Healy took a moment to talk with Lambda about the position of poet laureate and what she hopes to accomplish within the position.
How does it feel being named the poet laureate of Los Angeles?
After years and years and years and years of writing poetry and publishing books, and struggling to get reviewed, and never even getting reviewed in the Los Angeles Times, I think this tells people to just keep at it. I swam up the stream. Just keep at it. I never gave up.
Also, in a way, I have a calm feeling. I know this is not an overwhelming position for me. I’ve read in thousands of places. I have had various jobs in education. I have done administrative work at colleges. I have basically been everywhere with my poetry.
What would you like to see happen with this position?
There are couple of things that I have to do. I have to conduct [several] readings. I have to write poems about the city. I have to go to schools. I have to work with the city at some local events. Those things are not difficult. They are educational and ceremonial aspects of the position.
Part of my larger plan is to convey and bring forth a larger literary picture of Los Angeles. I want to bring the literary picture of Los Angeles more in to focus, for both those outside of L.A., and even for people who live here who may not be aware of it. There are literary communities here who have been overlooked. We have a lot of wonderful writers here who have been overlooked by the national press. Many of them never get any coverage here even if they win prizes. People think the only creative things that happen in Los Angeles happen in the entertainment industry. There is a lot of talent here. I would like to bring that to the surface.
Do you think there is an L.A. literary aesthetic?
I would say it is less like a city and more like a country. L.A. is so vast. Does France have an aesthetic? There is not just one aesthetic. There are just so many different writing communities here.

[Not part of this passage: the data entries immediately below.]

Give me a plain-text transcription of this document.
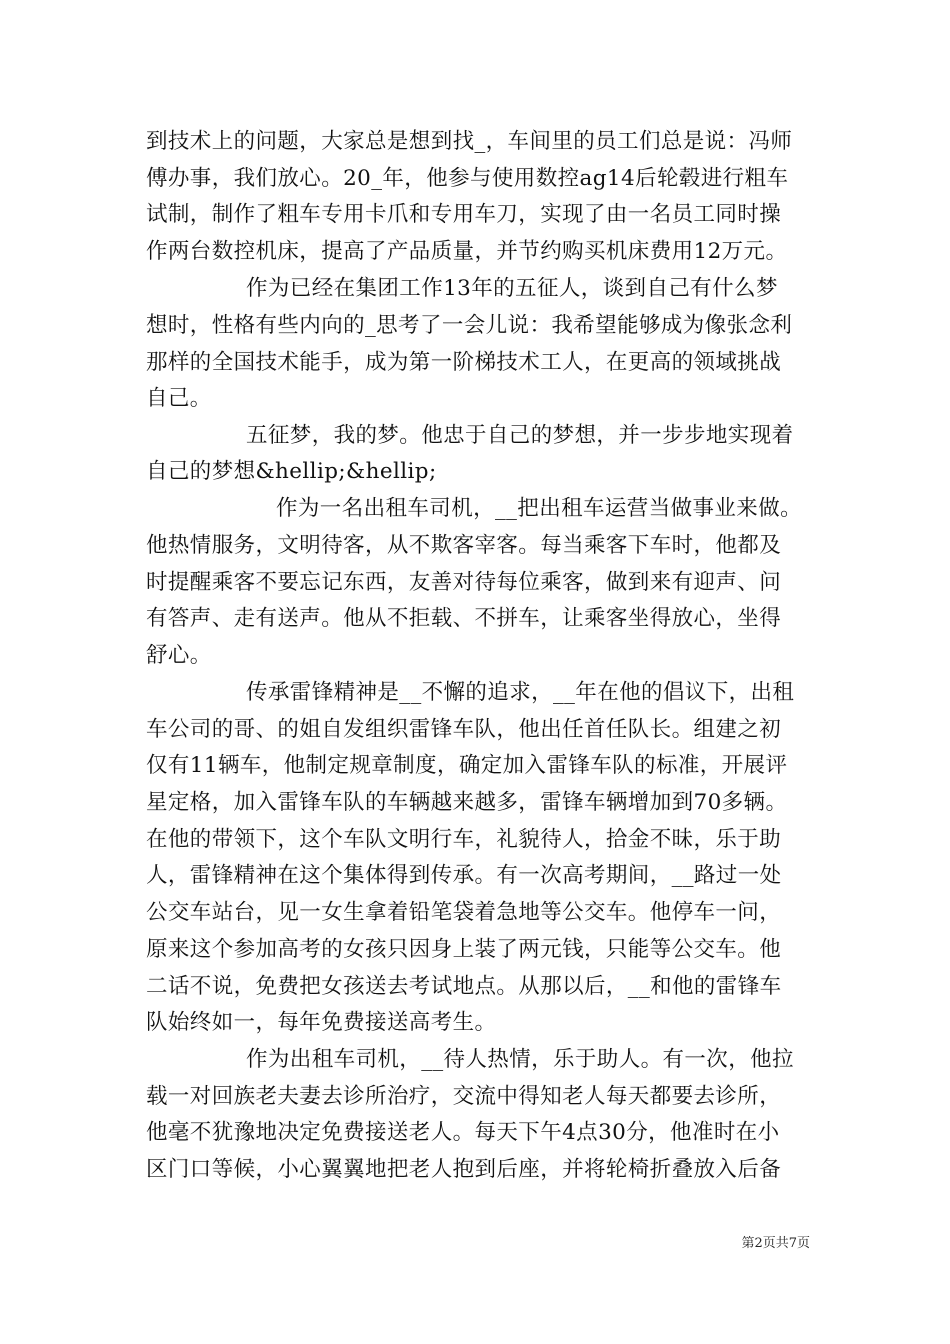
到技术上的问题，大家总是想到找_，车间里的员工们总是说：冯师
傅办事，我们放心。20_年，他参与使用数控ag14后轮毂进行粗车
试制，制作了粗车专用卡爪和专用车刀，实现了由一名员工同时操
作两台数控机床，提高了产品质量，并节约购买机床费用12万元。
作为已经在集团工作13年的五征人，谈到自己有什么梦
想时，性格有些内向的_思考了一会儿说：我希望能够成为像张念利
那样的全国技术能手，成为第一阶梯技术工人，在更高的领域挑战
自己。
五征梦，我的梦。他忠于自己的梦想，并一步步地实现着
自己的梦想&hellip;&hellip;
作为一名出租车司机，__把出租车运营当做事业来做。
他热情服务，文明待客，从不欺客宰客。每当乘客下车时，他都及
时提醒乘客不要忘记东西，友善对待每位乘客，做到来有迎声、问
有答声、走有送声。他从不拒载、不拼车，让乘客坐得放心，坐得
舒心。
传承雷锋精神是__不懈的追求，__年在他的倡议下，出租
车公司的哥、的姐自发组织雷锋车队，他出任首任队长。组建之初
仅有11辆车，他制定规章制度，确定加入雷锋车队的标准，开展评
星定格，加入雷锋车队的车辆越来越多，雷锋车辆增加到70多辆。
在他的带领下，这个车队文明行车，礼貌待人，拾金不昧，乐于助
人，雷锋精神在这个集体得到传承。有一次高考期间，__路过一处
公交车站台，见一女生拿着铅笔袋着急地等公交车。他停车一问，
原来这个参加高考的女孩只因身上装了两元钱，只能等公交车。他
二话不说，免费把女孩送去考试地点。从那以后，__和他的雷锋车
队始终如一，每年免费接送高考生。
作为出租车司机，__待人热情，乐于助人。有一次，他拉
载一对回族老夫妻去诊所治疗，交流中得知老人每天都要去诊所，
他毫不犹豫地决定免费接送老人。每天下午4点30分，他准时在小
区门口等候，小心翼翼地把老人抱到后座，并将轮椅折叠放入后备
第2页共7页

Anything else you hope to accomplish?
I think it is really important to reach out to people who think literature or poetry is not for them, or that they do not have any connection to [poetry], and try to forge a connection. I hope to be a poet laureate who goes to places where poetry is not usually present or go to places that a poet laureate is not expected to go—even if it means talking to someone in line at the grocery store (laughs).